Editorial

Racial drawing in Blackwell still affecting campus

Image by Drew Lacouture

 

BY JOHN EICHER 

Staff Writer 

It has been exactly two years since a racially provocative drawing was discovered on a whiteboard in what was Blackwell Library, marking a grim anniversary within the community.  

On April 10, 2016, an image of a racist drawing with the caption “#WhitePower” began circulating on campus through social media. 

When initially uncovered, the story was reported on by Delmarva Now, The Washington Times, and even USA Today, making the event a national story.

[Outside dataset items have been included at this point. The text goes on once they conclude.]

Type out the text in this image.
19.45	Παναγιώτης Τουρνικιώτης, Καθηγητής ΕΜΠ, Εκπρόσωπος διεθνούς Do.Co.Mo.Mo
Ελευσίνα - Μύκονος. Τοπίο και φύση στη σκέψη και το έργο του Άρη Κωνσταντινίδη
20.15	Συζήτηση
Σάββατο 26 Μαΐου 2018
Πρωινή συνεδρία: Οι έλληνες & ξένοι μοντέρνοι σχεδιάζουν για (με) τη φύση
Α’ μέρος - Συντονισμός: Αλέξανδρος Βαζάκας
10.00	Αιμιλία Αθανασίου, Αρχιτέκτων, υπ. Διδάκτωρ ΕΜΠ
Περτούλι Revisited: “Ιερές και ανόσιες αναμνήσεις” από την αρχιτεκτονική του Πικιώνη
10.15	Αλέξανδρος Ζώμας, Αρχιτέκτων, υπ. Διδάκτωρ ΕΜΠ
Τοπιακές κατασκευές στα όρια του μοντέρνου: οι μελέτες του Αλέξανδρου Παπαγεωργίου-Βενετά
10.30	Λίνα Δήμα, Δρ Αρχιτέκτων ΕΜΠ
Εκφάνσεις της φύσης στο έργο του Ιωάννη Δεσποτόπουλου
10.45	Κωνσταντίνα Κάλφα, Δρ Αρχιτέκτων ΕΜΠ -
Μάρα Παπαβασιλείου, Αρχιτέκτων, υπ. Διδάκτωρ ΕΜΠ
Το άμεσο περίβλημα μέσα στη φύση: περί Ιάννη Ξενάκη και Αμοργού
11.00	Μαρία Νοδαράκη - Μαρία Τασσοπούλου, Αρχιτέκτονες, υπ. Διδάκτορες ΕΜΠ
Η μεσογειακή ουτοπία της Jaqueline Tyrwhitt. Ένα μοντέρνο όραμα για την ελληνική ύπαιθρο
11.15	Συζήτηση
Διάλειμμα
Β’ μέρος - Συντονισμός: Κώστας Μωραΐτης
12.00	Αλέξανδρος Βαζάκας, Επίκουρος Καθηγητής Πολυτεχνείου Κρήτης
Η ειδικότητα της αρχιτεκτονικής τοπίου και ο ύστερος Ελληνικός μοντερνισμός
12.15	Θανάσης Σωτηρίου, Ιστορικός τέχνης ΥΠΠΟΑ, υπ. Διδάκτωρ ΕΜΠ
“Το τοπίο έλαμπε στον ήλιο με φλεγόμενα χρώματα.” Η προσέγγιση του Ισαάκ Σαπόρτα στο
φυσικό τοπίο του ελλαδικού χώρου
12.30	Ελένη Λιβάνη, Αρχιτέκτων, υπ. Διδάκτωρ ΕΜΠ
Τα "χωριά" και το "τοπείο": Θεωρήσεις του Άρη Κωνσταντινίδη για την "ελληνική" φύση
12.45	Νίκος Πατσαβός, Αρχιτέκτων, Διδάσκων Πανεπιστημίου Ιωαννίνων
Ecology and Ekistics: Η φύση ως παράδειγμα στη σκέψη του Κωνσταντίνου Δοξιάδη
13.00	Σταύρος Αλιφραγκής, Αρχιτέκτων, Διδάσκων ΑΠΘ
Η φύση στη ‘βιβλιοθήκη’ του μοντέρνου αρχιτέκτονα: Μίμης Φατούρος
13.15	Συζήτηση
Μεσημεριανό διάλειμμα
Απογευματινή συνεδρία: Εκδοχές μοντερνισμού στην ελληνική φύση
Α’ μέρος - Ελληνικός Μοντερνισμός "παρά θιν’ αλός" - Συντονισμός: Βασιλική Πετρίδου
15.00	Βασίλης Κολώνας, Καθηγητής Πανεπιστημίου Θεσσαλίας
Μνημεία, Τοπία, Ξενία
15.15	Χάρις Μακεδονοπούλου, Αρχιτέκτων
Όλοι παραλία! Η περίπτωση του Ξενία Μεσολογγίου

The Salisbury University Police Department opened an investigation in order to determine if it was a hate crime, but dropped the case once it was determined the authors of said drawing were African-American. 

Though the debacle has hence been resolved, the aftermath of the situation is worth reflecting on, given the incident is systemic of a larger issue. A scandal is never an isolated event, even post its de-escalation.  

The provocative elements of a scandal not only creates uproar amongst a community, but also reflects the university’s character to the rest of the world, for better or worse. The case of the racist drawing may be closed, but the scar the scandal left behind still calls for examination.  

SGA Vise President Benjamin Lenox reflected on how the campus has changed since the incident.  

“I think it definitely still affects the consciousness of the students who were on the campus at the time,” Lenox said. “But I think as for impacting the schools lasting public relations effort and social reputation, I do not think it has negatively impacted it for the long term.” 

Although the story was reported on a national level, it is not holistically reflective of the campus’ reputation. SU student Lance Morris transferred to the college in the spring 2017 semester, nearly a year after the situation occurred. When asked if he was familiar with the incident, he stated that he had no idea about the drawing and said that it was terrible the event occurred.  

The situation may have been pandemic at the time, but the story has not been reported on since its inception. It may appear as if the racist drawing in Blackwell is nothing but a forgotten nightmare within the university, but doing so would disregard the social impact it had on campus. 

“Images like the one you mentioned remind students that history never really remains in the past,” Morris said. “I think images like that begin a dialogue between others about how deplorable racism is, but it also reminds us how something like that can be considered trivial to others.” 

The drawing may have been done by African-American students, but that does not disregard the emotional impact it had on the community at the time. When the story broke at first, the incident caused a movement on Snapchat, using the hashtag “#OnlyATSalisbury.”   

When racially spiteful messages are discovered on campus, they do not come with a note of disregard, despite who wrote it. They send a clear and concise message that emotionally attack the subjects of their depictions.  

“It’s impossible to know the future and how terrible people will act, but making an effort to wrestle with the pain of the past while speaking to the diversity and advancements of our present more often just might help us all as a student body,” Morris said. 

The memory of the racist drawing in Blackwell begins to fade away with every new batch of students, but leaves behind a lesson worth remembering. Racial defacement not only affects the community from within, but also distorts its image to others.  

Though the marks can be cleaned, painted-over, or scraped off, the impression it leaves on the university itself is so easily erased.